Based on the current body of evidence, the median survival time for people with myelofibrosis is 3.5 to 5.5 years from the time of diagnosis. This doesn't mean, however, that you can only have only three to five years to live if diagnosed with myelofibrosis.

Many factors play into the estimated survival times in people with myelofibrosis. Being diagnosed before 55, for example, increases your median survival to 11 years. Some people live even longer than that.

Among the other factors that can increase survival times are:

  • Being under 65 at the time of diagnosis
  • Hemoglobin counts greater than 10 grams per deciliter (g/dL)
  • White blood cell count of less than 30,000 per microliter (mL)

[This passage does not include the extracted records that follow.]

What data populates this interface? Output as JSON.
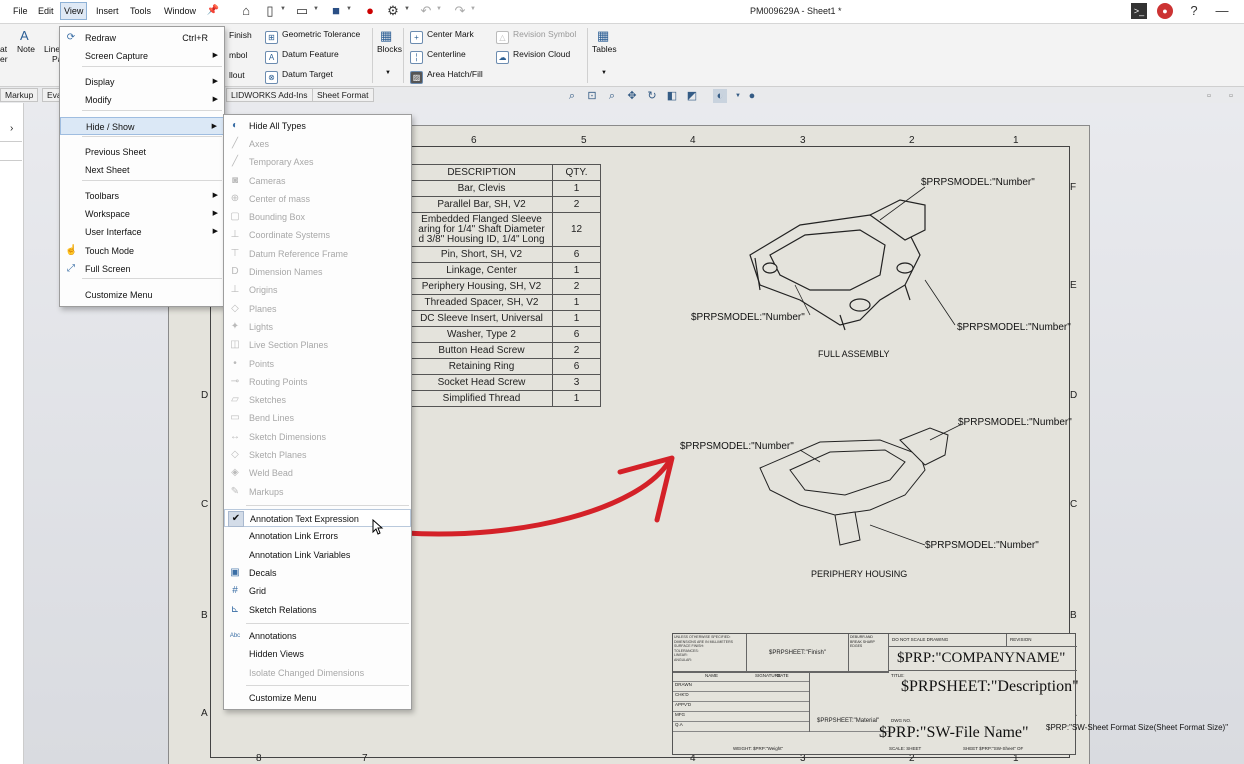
{
  "menubar": {
    "items": [
      "File",
      "Edit",
      "View",
      "Insert",
      "Tools",
      "Window"
    ],
    "active": "View"
  },
  "document_title": "PM009629A - Sheet1 *",
  "ribbon": {
    "left_partial": [
      "at",
      "er"
    ],
    "note_label": "Note",
    "line_label": "Line",
    "pa_label": "Pa",
    "items": [
      {
        "label": "Finish",
        "disabled": false
      },
      {
        "label": "mbol",
        "disabled": false
      },
      {
        "label": "llout",
        "disabled": false
      },
      {
        "label": "Geometric Tolerance",
        "disabled": false
      },
      {
        "label": "Datum Feature",
        "disabled": false
      },
      {
        "label": "Datum Target",
        "disabled": false
      },
      {
        "label": "Blocks",
        "disabled": false
      },
      {
        "label": "Center Mark",
        "disabled": false
      },
      {
        "label": "Centerline",
        "disabled": false
      },
      {
        "label": "Area Hatch/Fill",
        "disabled": false
      },
      {
        "label": "Revision Symbol",
        "disabled": true
      },
      {
        "label": "Revision Cloud",
        "disabled": false
      },
      {
        "label": "Tables",
        "disabled": false
      }
    ]
  },
  "tabs": [
    "Markup",
    "Eva",
    "LIDWORKS Add-Ins",
    "Sheet Format"
  ],
  "view_menu": {
    "items": [
      {
        "label": "Redraw",
        "shortcut": "Ctrl+R",
        "submenu": false,
        "icon": "redraw-icon"
      },
      {
        "label": "Screen Capture",
        "shortcut": "",
        "submenu": true,
        "icon": ""
      },
      {
        "label": "Display",
        "shortcut": "",
        "submenu": true,
        "icon": ""
      },
      {
        "label": "Modify",
        "shortcut": "",
        "submenu": true,
        "icon": ""
      },
      {
        "label": "Hide / Show",
        "shortcut": "",
        "submenu": true,
        "icon": "",
        "highlighted": true
      },
      {
        "label": "Previous Sheet",
        "shortcut": "",
        "submenu": false,
        "icon": ""
      },
      {
        "label": "Next Sheet",
        "shortcut": "",
        "submenu": false,
        "icon": ""
      },
      {
        "label": "Toolbars",
        "shortcut": "",
        "submenu": true,
        "icon": ""
      },
      {
        "label": "Workspace",
        "shortcut": "",
        "submenu": true,
        "icon": ""
      },
      {
        "label": "User Interface",
        "shortcut": "",
        "submenu": true,
        "icon": ""
      },
      {
        "label": "Touch Mode",
        "shortcut": "",
        "submenu": false,
        "icon": "touch-icon"
      },
      {
        "label": "Full Screen",
        "shortcut": "",
        "submenu": false,
        "icon": "fullscreen-icon"
      },
      {
        "label": "Customize Menu",
        "shortcut": "",
        "submenu": false,
        "icon": ""
      }
    ]
  },
  "hide_show_menu": {
    "items": [
      {
        "label": "Hide All Types",
        "disabled": false
      },
      {
        "label": "Axes",
        "disabled": true
      },
      {
        "label": "Temporary Axes",
        "disabled": true
      },
      {
        "label": "Cameras",
        "disabled": true
      },
      {
        "label": "Center of mass",
        "disabled": true
      },
      {
        "label": "Bounding Box",
        "disabled": true
      },
      {
        "label": "Coordinate Systems",
        "disabled": true
      },
      {
        "label": "Datum Reference Frame",
        "disabled": true
      },
      {
        "label": "Dimension Names",
        "disabled": true
      },
      {
        "label": "Origins",
        "disabled": true
      },
      {
        "label": "Planes",
        "disabled": true
      },
      {
        "label": "Lights",
        "disabled": true
      },
      {
        "label": "Live Section Planes",
        "disabled": true
      },
      {
        "label": "Points",
        "disabled": true
      },
      {
        "label": "Routing Points",
        "disabled": true
      },
      {
        "label": "Sketches",
        "disabled": true
      },
      {
        "label": "Bend Lines",
        "disabled": true
      },
      {
        "label": "Sketch Dimensions",
        "disabled": true
      },
      {
        "label": "Sketch Planes",
        "disabled": true
      },
      {
        "label": "Weld Bead",
        "disabled": true
      },
      {
        "label": "Markups",
        "disabled": true
      },
      {
        "label": "Annotation Text Expression",
        "disabled": false,
        "checked": true
      },
      {
        "label": "Annotation Link Errors",
        "disabled": false
      },
      {
        "label": "Annotation Link Variables",
        "disabled": false
      },
      {
        "label": "Decals",
        "disabled": false
      },
      {
        "label": "Grid",
        "disabled": false
      },
      {
        "label": "Sketch Relations",
        "disabled": false
      },
      {
        "label": "Annotations",
        "disabled": false
      },
      {
        "label": "Hidden Views",
        "disabled": false
      },
      {
        "label": "Isolate Changed Dimensions",
        "disabled": true
      },
      {
        "label": "Customize Menu",
        "disabled": false
      }
    ]
  },
  "zones": {
    "top": [
      "6",
      "5",
      "4",
      "3",
      "2",
      "1"
    ],
    "bottom": [
      "8",
      "7",
      "4",
      "3",
      "2",
      "1"
    ],
    "left": [
      "D",
      "C",
      "B",
      "A"
    ],
    "right": [
      "F",
      "E",
      "D",
      "C",
      "B",
      "A"
    ]
  },
  "bom": {
    "headers": [
      "DESCRIPTION",
      "QTY."
    ],
    "rows": [
      {
        "desc": "Bar, Clevis",
        "qty": "1"
      },
      {
        "desc": "Parallel Bar, SH, V2",
        "qty": "2"
      },
      {
        "desc": "Embedded Flanged Sleeve\naring for 1/4\" Shaft Diameter\nd 3/8\" Housing ID, 1/4\" Long",
        "qty": "12"
      },
      {
        "desc": "Pin, Short, SH, V2",
        "qty": "6"
      },
      {
        "desc": "Linkage, Center",
        "qty": "1"
      },
      {
        "desc": "Periphery Housing, SH, V2",
        "qty": "2"
      },
      {
        "desc": "Threaded Spacer, SH, V2",
        "qty": "1"
      },
      {
        "desc": "DC Sleeve Insert, Universal",
        "qty": "1"
      },
      {
        "desc": "Washer, Type 2",
        "qty": "6"
      },
      {
        "desc": "Button Head Screw",
        "qty": "2"
      },
      {
        "desc": "Retaining Ring",
        "qty": "6"
      },
      {
        "desc": "Socket Head Screw",
        "qty": "3"
      },
      {
        "desc": "Simplified Thread",
        "qty": "1"
      }
    ]
  },
  "notes": {
    "balloon1": "$PRPSMODEL:\"Number\"",
    "balloon2": "$PRPSMODEL:\"Number\"",
    "balloon3": "$PRPSMODEL:\"Number\"",
    "balloon4": "$PRPSMODEL:\"Number\"",
    "balloon5": "$PRPSMODEL:\"Number\"",
    "balloon6": "$PRPSMODEL:\"Number\"",
    "view1_label": "FULL ASSEMBLY",
    "view2_label": "PERIPHERY HOUSING"
  },
  "title_block": {
    "finish": "$PRPSHEET:\"Finish\"",
    "do_not_scale": "DO NOT SCALE DRAWING",
    "revision": "REVISION",
    "company": "$PRP:\"COMPANYNAME\"",
    "title_label": "TITLE:",
    "description": "$PRPSHEET:\"Description\"",
    "material": "$PRPSHEET:\"Material\"",
    "dwg_no": "DWG NO.",
    "filename": "$PRP:\"SW-File Name\"",
    "sheet_format": "$PRP:\"SW-Sheet Format Size(Sheet Format Size)\"",
    "name_col": "NAME",
    "sig_col": "SIGNATURE",
    "date_col": "DATE",
    "rows": [
      "DRAWN",
      "CHK'D",
      "APPV'D",
      "MFG",
      "Q.A"
    ],
    "weight": "WEIGHT: $PRP:\"Weight\"",
    "scale": "SCALE: SHEET",
    "sheet": "SHEET $PRP:\"SW-Sheet\" OF"
  }
}
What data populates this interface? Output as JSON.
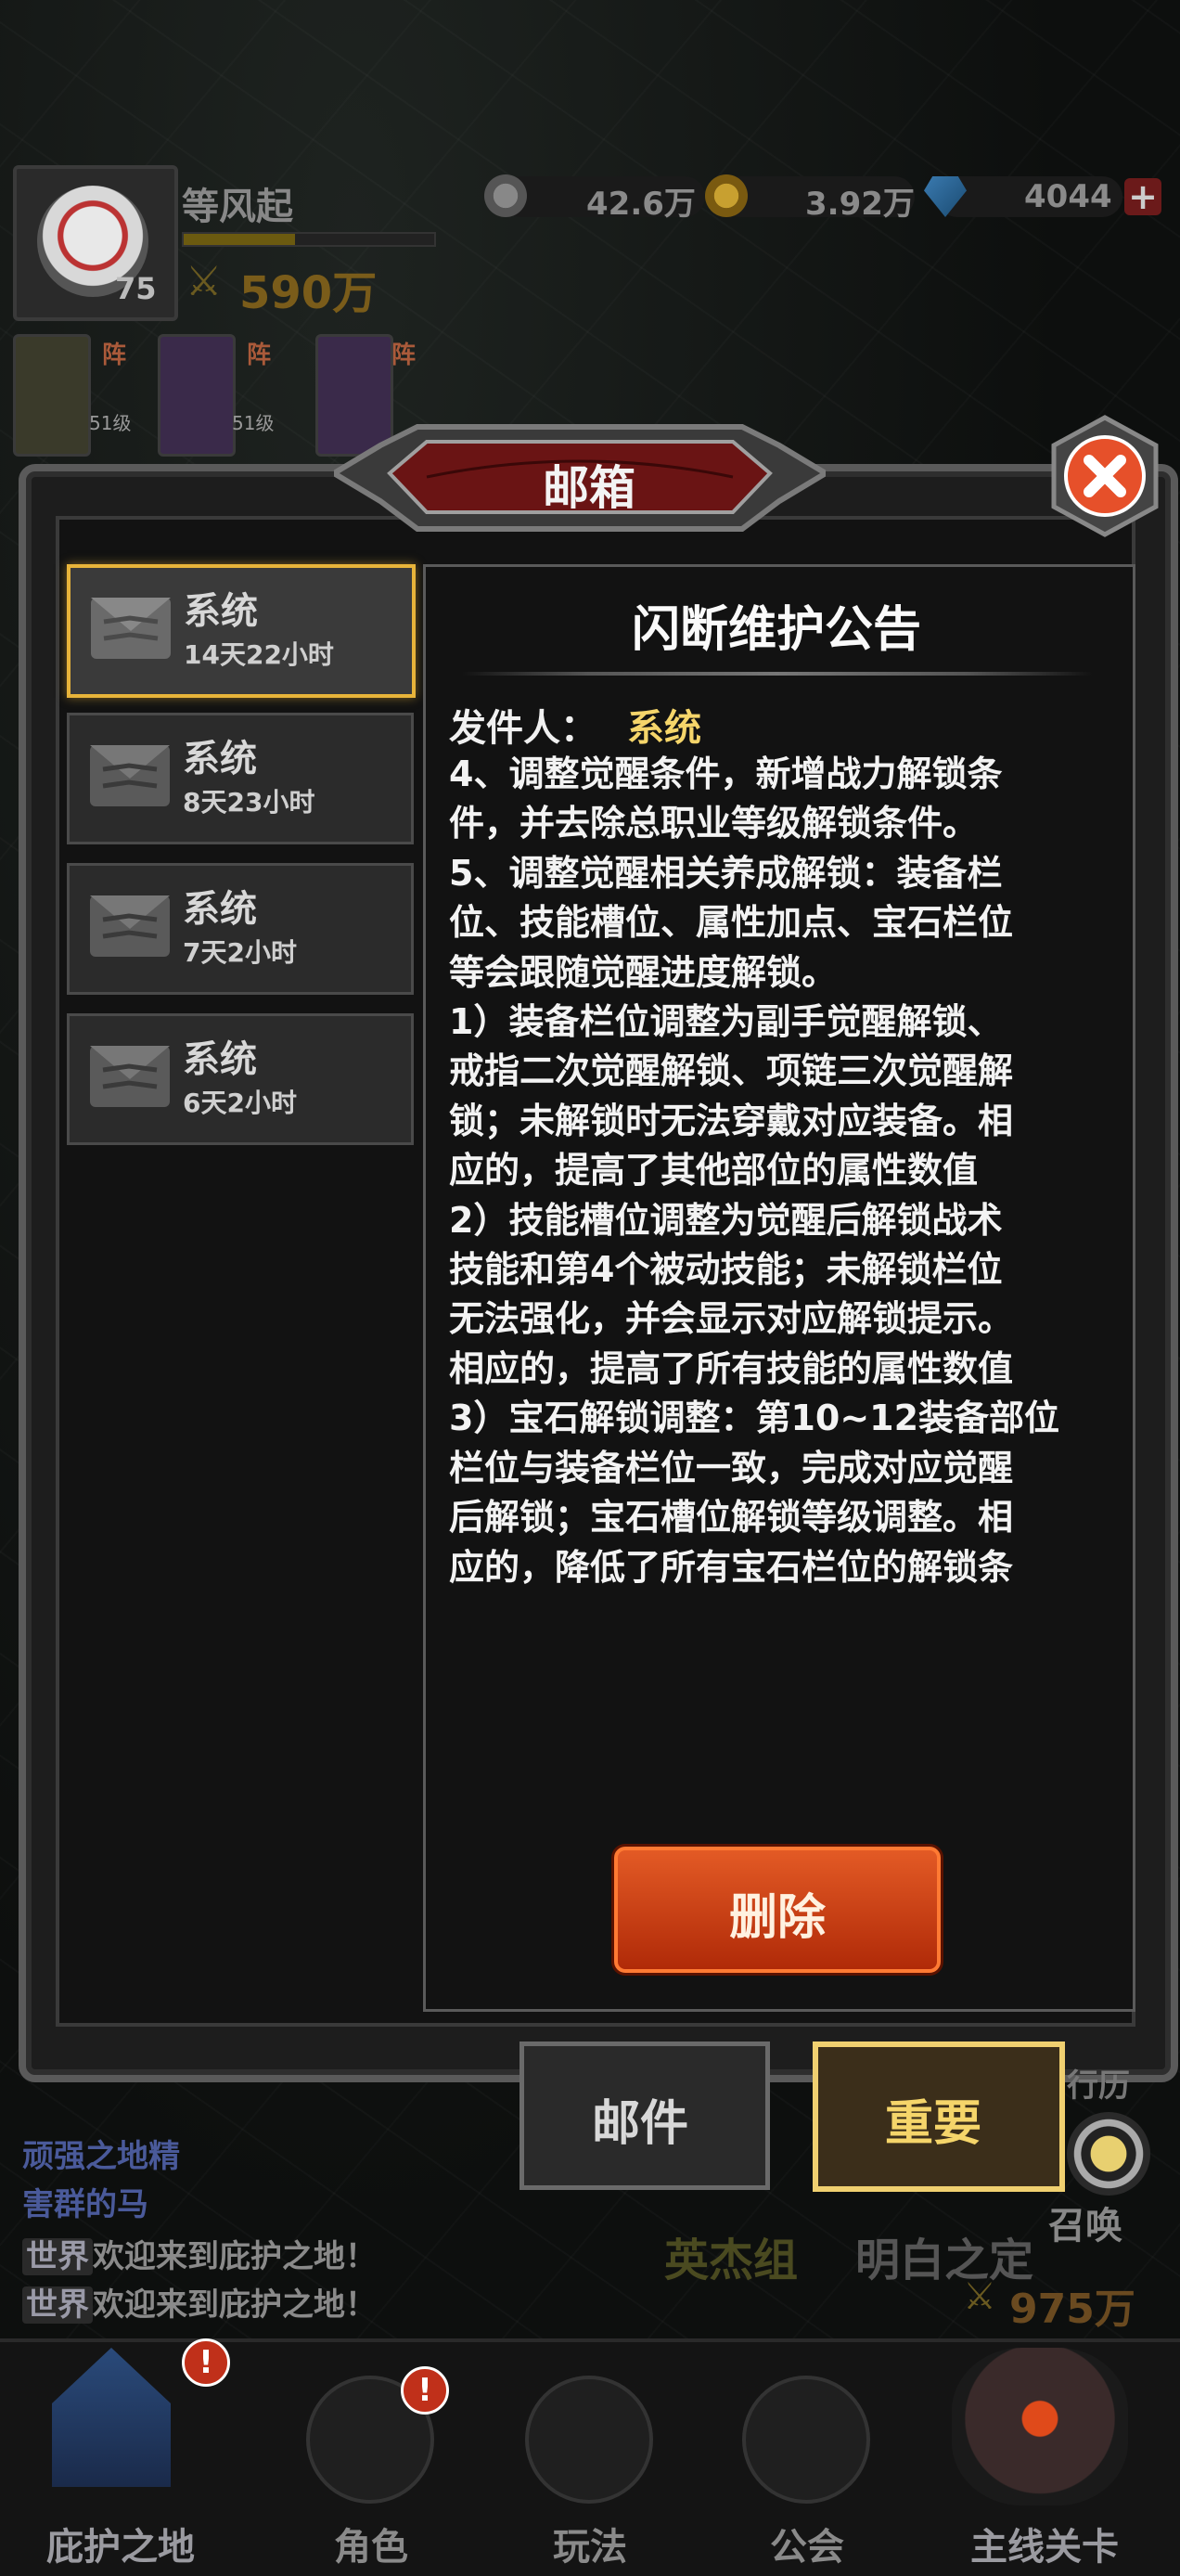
{
  "header": {
    "player_name": "等风起",
    "level": "75",
    "power": "590万",
    "resources": [
      {
        "icon": "silver-coin-icon",
        "value": "42.6万"
      },
      {
        "icon": "gold-coin-icon",
        "value": "3.92万"
      },
      {
        "icon": "diamond-icon",
        "value": "4044"
      }
    ],
    "add_label": "+"
  },
  "formation": [
    {
      "tag": "阵",
      "level": "51级"
    },
    {
      "tag": "阵",
      "level": "51级"
    },
    {
      "tag": "阵",
      "level": ""
    }
  ],
  "dialog": {
    "title": "邮箱",
    "mails": [
      {
        "from": "系统",
        "time": "14天22小时"
      },
      {
        "from": "系统",
        "time": "8天23小时"
      },
      {
        "from": "系统",
        "time": "7天2小时"
      },
      {
        "from": "系统",
        "time": "6天2小时"
      }
    ],
    "detail": {
      "title": "闪断维护公告",
      "sender_label": "发件人：",
      "sender": "系统",
      "body": "4、调整觉醒条件，新增战力解锁条\n件，并去除总职业等级解锁条件。\n5、调整觉醒相关养成解锁：装备栏\n位、技能槽位、属性加点、宝石栏位\n等会跟随觉醒进度解锁。\n1）装备栏位调整为副手觉醒解锁、\n戒指二次觉醒解锁、项链三次觉醒解\n锁；未解锁时无法穿戴对应装备。相\n应的，提高了其他部位的属性数值\n2）技能槽位调整为觉醒后解锁战术\n技能和第4个被动技能；未解锁栏位\n无法强化，并会显示对应解锁提示。\n相应的，提高了所有技能的属性数值\n3）宝石解锁调整：第10~12装备部位\n栏位与装备栏位一致，完成对应觉醒\n后解锁；宝石槽位解锁等级调整。相\n应的，降低了所有宝石栏位的解锁条",
      "delete_label": "删除"
    },
    "tabs": [
      {
        "label": "邮件",
        "active": false
      },
      {
        "label": "重要",
        "active": true
      }
    ]
  },
  "side": {
    "right_label_1": "行历",
    "summon_label": "召唤",
    "hero_label": "英杰组",
    "hero_name": "明白之定",
    "hero_power": "975万"
  },
  "chat": {
    "lines": [
      {
        "prefix": "",
        "text": "顽强之地精"
      },
      {
        "prefix": "",
        "text": "害群的马"
      },
      {
        "prefix": "世界",
        "text": "欢迎来到庇护之地！"
      },
      {
        "prefix": "世界",
        "text": "欢迎来到庇护之地！"
      }
    ]
  },
  "nav": [
    {
      "label": "庇护之地",
      "icon": "castle-icon",
      "badge": "!"
    },
    {
      "label": "角色",
      "icon": "character-icon",
      "badge": "!"
    },
    {
      "label": "玩法",
      "icon": "gameplay-icon",
      "badge": ""
    },
    {
      "label": "公会",
      "icon": "guild-icon",
      "badge": ""
    },
    {
      "label": "主线关卡",
      "icon": "main-stage-icon",
      "badge": ""
    }
  ],
  "colors": {
    "accent_gold": "#f5d56a",
    "delete_orange": "#d8441a",
    "close_red": "#e6502a",
    "selected_border": "#e8b43a"
  }
}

The severity of symptoms (including spleen enlargement, fever, night sweats, and weight loss) also plays a role in survival times.

A Word From Verywell

So far, the survival time of people with primary myelofibrosis appears more closely related to their symptoms and blood abnormalities than any one treatment or treatment approach.

As such, the disease needs to be treated on an individualized basis, weighing the potential benefits and risks through every stage of the disease. If you are uncertain about a recommended treatment or don't think you're being treated aggressively enough, do not hesitate to seek a second opinion from a qualified hematologist or oncologist specializing in myeloproliferative neoplasms.